The creative process for The Boys was far more collaborative than that of The Girls. Ace was busy with her day job as editorial director at Little Tiger Press, but Løvlie was itching to get started. “I did some sketches just to get her to write!” she laughs, sharing with me the character portraits from her sketchbook. Her work begins with rough sketches, which are then worked digitally. “I try to keep it as fresh as possible, starting with a crude sketch and refining it as I colour.” Working digitally poses challenges, she tells me, “because there’s no limit to what you can do. If you’re working in gouache or watercolour, there’s a limit to what it can look like. In the digital realm, you have every colour under the sun, every texture. You can really go overboard, so I always limit my palette.” Once Ace had written her lyrical text—fittingly, on a beach in India—Løvlie went to work on the spreads, which are rich in extra visual detail. “That’s where I get to go a bit nuts and add lots of sub-stories in the illustrations.”

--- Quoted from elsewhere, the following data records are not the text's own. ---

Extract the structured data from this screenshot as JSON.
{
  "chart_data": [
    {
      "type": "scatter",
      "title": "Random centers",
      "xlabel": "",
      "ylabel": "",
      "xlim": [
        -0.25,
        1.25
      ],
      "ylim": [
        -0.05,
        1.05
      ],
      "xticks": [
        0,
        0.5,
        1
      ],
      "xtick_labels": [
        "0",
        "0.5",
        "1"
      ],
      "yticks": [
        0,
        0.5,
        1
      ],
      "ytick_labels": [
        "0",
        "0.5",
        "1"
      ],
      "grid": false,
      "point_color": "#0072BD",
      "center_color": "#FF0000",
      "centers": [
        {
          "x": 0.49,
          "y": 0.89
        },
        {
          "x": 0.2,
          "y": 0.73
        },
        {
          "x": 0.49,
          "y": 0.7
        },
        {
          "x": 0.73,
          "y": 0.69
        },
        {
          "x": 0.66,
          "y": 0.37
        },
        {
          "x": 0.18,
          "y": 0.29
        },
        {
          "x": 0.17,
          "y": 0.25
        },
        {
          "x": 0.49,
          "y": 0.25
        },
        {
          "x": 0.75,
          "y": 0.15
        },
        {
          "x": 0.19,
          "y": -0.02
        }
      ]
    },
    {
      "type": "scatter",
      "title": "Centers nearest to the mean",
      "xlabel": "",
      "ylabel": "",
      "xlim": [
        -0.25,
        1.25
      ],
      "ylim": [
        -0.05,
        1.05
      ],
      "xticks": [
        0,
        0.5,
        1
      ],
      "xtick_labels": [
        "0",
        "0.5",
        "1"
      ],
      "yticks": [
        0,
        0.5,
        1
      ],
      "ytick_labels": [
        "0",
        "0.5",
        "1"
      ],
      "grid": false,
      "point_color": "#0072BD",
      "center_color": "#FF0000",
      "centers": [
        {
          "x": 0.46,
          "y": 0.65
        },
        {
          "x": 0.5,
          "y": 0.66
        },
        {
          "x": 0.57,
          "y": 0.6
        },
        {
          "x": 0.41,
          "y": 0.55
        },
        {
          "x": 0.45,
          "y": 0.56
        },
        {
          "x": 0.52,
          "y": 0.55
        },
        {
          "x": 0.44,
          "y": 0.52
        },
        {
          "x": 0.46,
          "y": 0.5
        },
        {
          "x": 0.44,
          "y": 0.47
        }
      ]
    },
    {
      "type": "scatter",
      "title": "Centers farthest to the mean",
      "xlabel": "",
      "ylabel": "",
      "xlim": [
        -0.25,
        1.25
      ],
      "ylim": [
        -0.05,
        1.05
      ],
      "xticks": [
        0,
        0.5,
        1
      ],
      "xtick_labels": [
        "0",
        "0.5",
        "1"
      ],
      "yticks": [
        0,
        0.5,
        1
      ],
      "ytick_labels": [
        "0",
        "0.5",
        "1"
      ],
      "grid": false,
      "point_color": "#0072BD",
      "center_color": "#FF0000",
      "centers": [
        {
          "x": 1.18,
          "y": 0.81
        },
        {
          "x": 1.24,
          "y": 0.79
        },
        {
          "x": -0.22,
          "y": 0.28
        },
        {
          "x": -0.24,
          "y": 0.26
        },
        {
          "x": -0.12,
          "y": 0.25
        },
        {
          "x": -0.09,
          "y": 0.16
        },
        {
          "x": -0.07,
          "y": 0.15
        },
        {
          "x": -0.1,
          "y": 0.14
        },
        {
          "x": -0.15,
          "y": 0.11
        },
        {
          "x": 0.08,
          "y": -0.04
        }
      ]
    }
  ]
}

The Girls had an underlying message of “these are the things you can do, these are the things you can be”, but Ace was keen to define her male protagonists differently. “We never find out what their jobs are in The Boys,” she explains. “That was quite a deliberate thing. Boys need to be assured that they can be other things, not just [be defined by] what they can achieve.”
Both Ace and Løvlie have male family members with close friendship groups, and wanted to reflect and celebrate that. “There seems to be this idea that men don’t bond in the same way as women do, but we both agree that’s not the case,” says Ace. “I’d like little boys to feel that nurturing relationships and being good friends is something to aspire to, and I’d like older boys to think, ‘I do really rely on my friends’.”
The book also pushes back against both social media culture, where everything is so based on likes and going viral, and the trend for picture books about superheroes and famous people. “In The Girls, and now in The Boys, we want to show normal people doing normal things, and for that to also be celebrated,” Løvlie explains. “You can be kind and strong and good, but you don’t have to be exceptional as a human being. You can be a normal person.”